Physico–chemical properties

Oxisterigmatocystin A (1): pale yellow needle-like crystals, [α]25D −297.9 (c 0.1, CHCl3), UV (HPLC, mobile phase) λmax nm: 222, 244, 269, 327, IR (KBr) cm−1: 2957, 2927, 2851, 1593, 1488, 1244, 1059, 811, 1H-NMR (CDCl3, 600 MHz) and 13C-NMR (CDCl3, 150 MHz), see Table 1, HR–ESI–MS m/z: 387.1067 [M+H]+ (calcd for C20H19O8: 387.1080).

Oxisterigmatocystin B (2): pale yellow needle-like crystals, [α]25D −79.8 (c 0.1, CHCl3), UV (HPLC, mobile phase) λmax nm: 224, 244, 269, 323, IR (KBr) cm−1: 2951, 2923, 2857, 1588, 1490, 1246, 1047, 805, 1H-NMR (CDCl3, 600 MHz) and 13C-NMR (CDCl3, 150 MHz), see Table 1, HR–ESI–MS m/z: 387.1098 [M+H]+ (calcd for C20H19O8: 387.1080).

Oxisterigmatocystin C (3): pale yellow needle-like crystals, [α]25D−128.2 (c 0.1, CHCl3), UV (HPLC, mobile phase) λmax nm: 223, 241, 320, IR (KBr) cm−1: 2966, 2920, 2850, 1582, 1458, 1235, 1062, 976, 979, 823, 1H-NMR (CDCl3, 600 MHz) and 13C-NMR (CDCl3, 150 MHz), see Table 1, HR–ESI–MS m/z: 357.0978 [M+H]+ (calcd for C19H17O7, 357.0974).

5-methoxysterigmatocystin (4): pale yellow needle-like crystals, [α]25D −270.2 (c 0.1, CHCl3).
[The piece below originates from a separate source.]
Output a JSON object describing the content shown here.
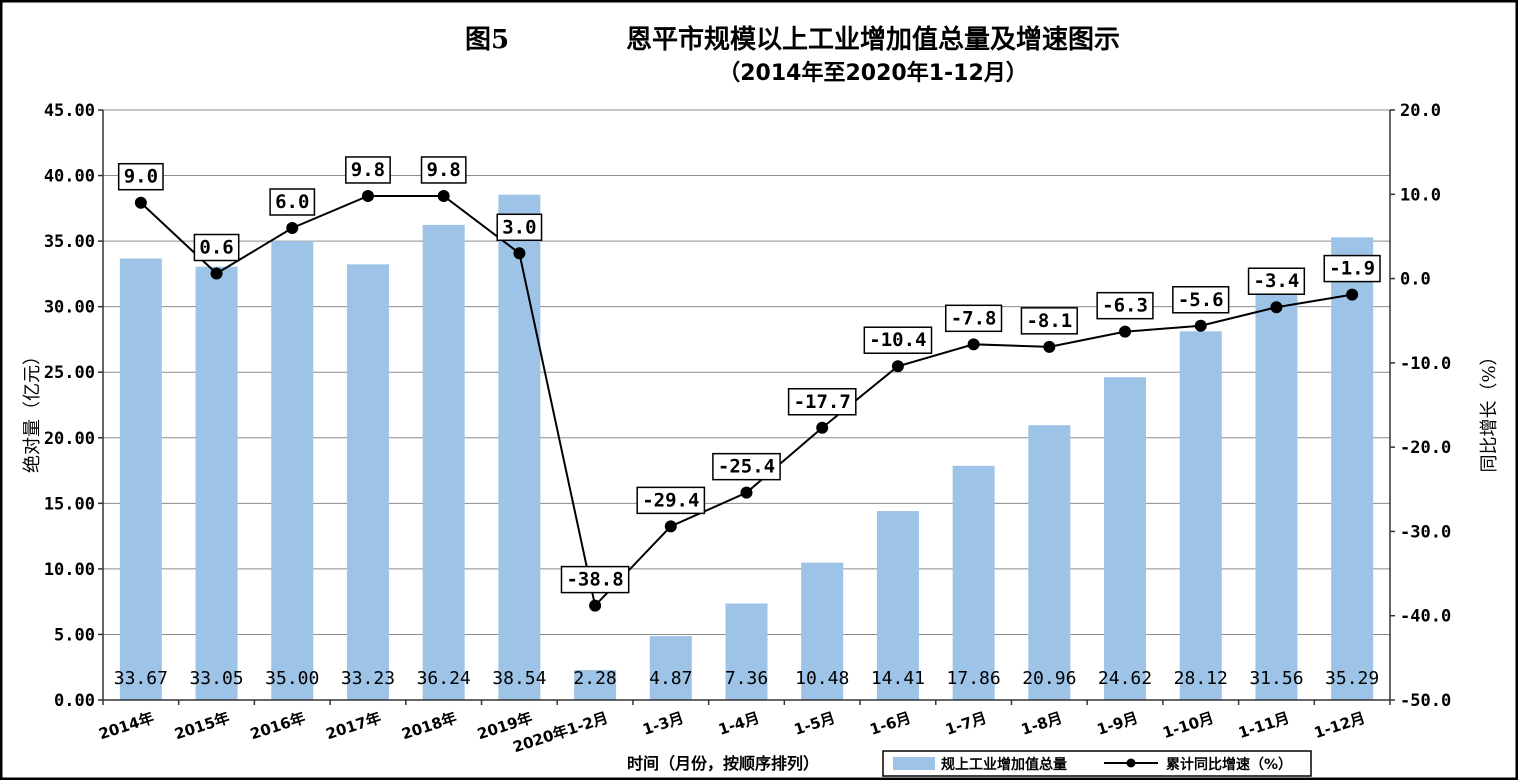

In vitro cytotoxicity assays

In the MTT assay, the cell line was grown in RPMI-1640 supplemented with 10% fetal bovine serum under a humidified atmosphere of 5% CO2 and 95% air at 37 °C. Cell suspensions (200 μl) at a density of 5 × 104 cells per ml were plated in 96-well microtiter plates and incubated for 24 h. The test compound solutions (2 μl in MeOH) at different concentrations were added to each well and further incubated for 72 h under the same conditions. MTT solution (20 μl of a 5 mg ml−1 solution in RPMI-1640 medium) was added to each well and incubated for 4 h. An old medium (150 μl) containing MTT was then gently replaced by DMSO and pipetted to dissolve any formazan crystals formed. Absorbance was then determined on a SPECTRA MAX PLUS plate reader (Molecular Devices, Sunnyvale, CA, USA) at 540 nm.

In the SRB assay, cell suspensions (200 μl) were plated in 96-cell plates at a density of 2 × 105 cells per ml. Then the test compound solutions (2 μl in MeOH) at different concentrations were added to each well and further incubated for 24 h. Following drug exposure, the cells were fixed with 12% TCA and the cell layer was stained with 0.4% SRB. The absorbance of SRB solution was measured at 515 nm. Dose-response curves were generated and the IC50 values were calculated from the linear portion of log dose-response curves.